Once the dimensionality reduction is set up, it can be used in combination with any optimization strategy. When an optimization is undertaken with a dimensionality reduction model as a basis for shape modifications, the Principal Parameters determine every new shape variant. In order to ensure the model's quality each shape defined by the principal parameters is transformed back to the original design variables automatically.
Principal Parameters
The Principal Parameters define every new shape when a Dimensionality Reduction method is used in a Design-of-Experiment (DoE) or optimization method.

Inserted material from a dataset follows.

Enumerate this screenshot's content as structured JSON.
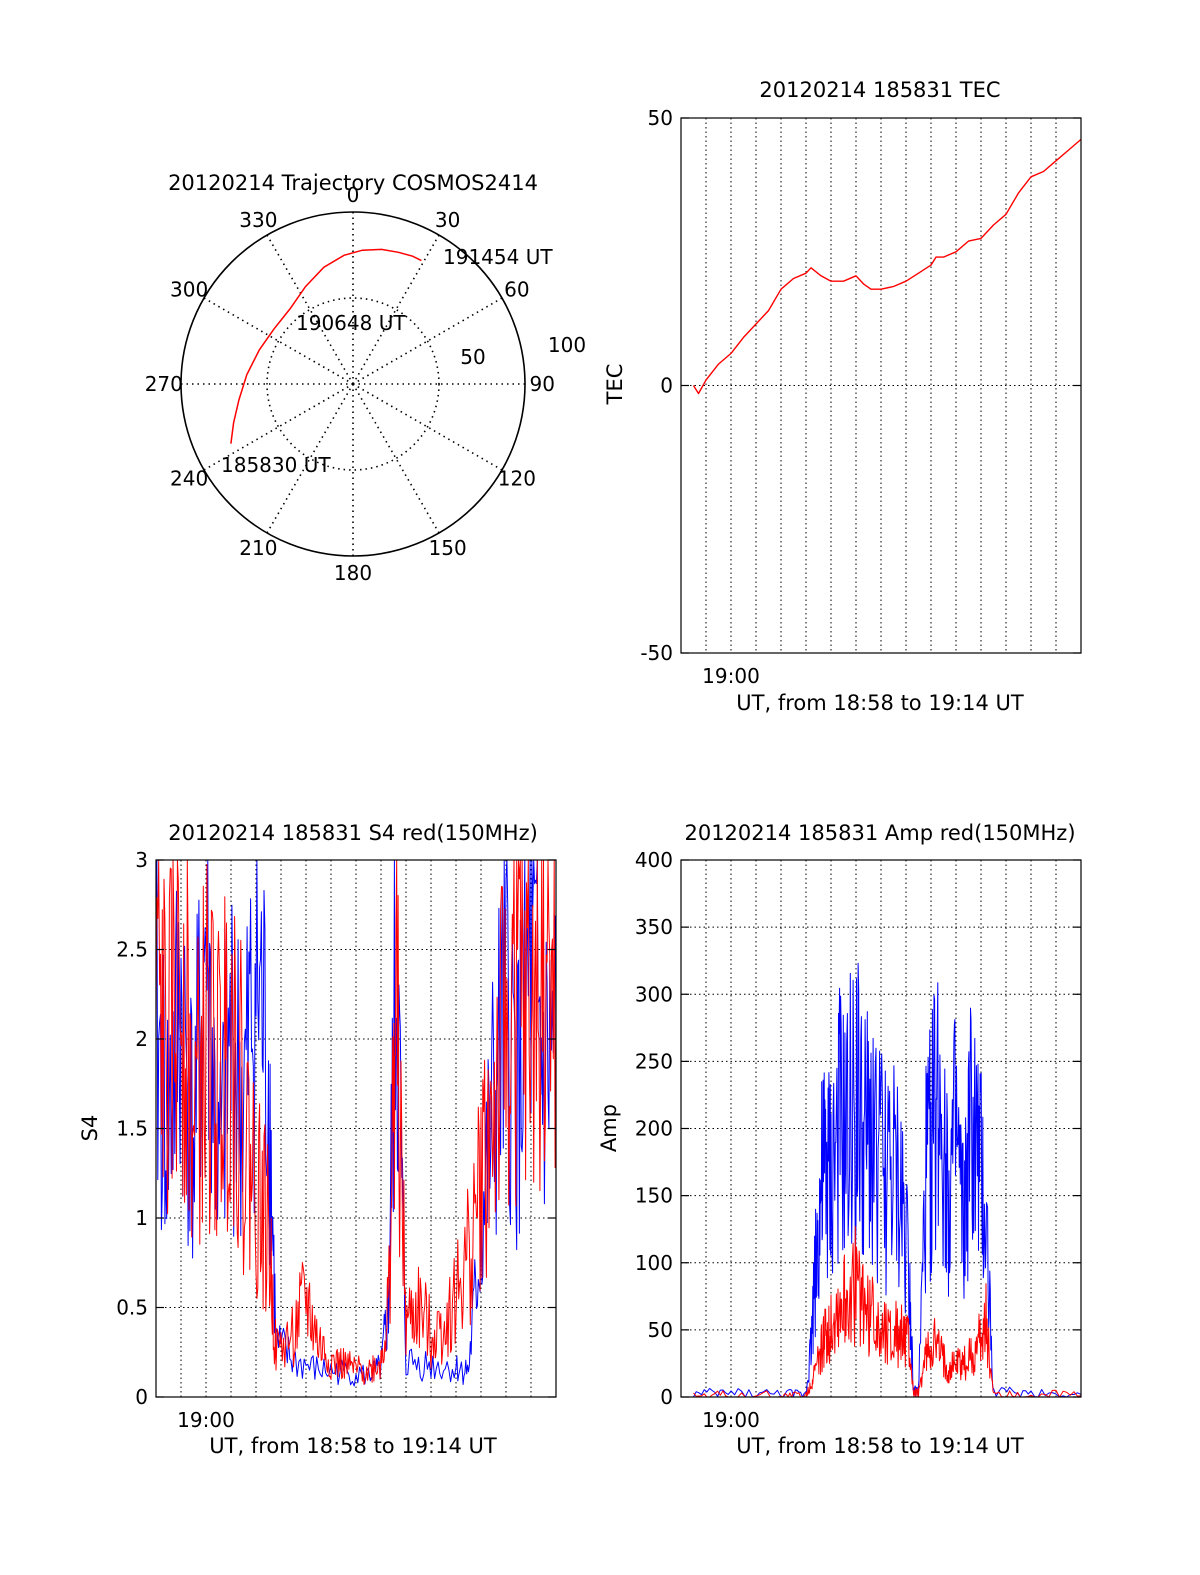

Principal Parameters are sorted by their influence on the shape modification. This means that the first Principal Parameter is the most significant one in terms of capturing the greatest amount of variance. The second Principal Parameter is the second most important dimension, etc. Therefore the last Principal Component's influence is vanishing small and does not contribute much to the model's shape modifications. This ensures capturing the largest spread of modifications with the first few Principal Components.
In the dimensionality reduction object the number of principal parameters can be set, that are used for the optimization. In order to facilitate the decision of how many principal parameters should be used, the percentage of retained variability is displayed.
See the tutorial on dimensionality reduction to get an introduction on how it can be used.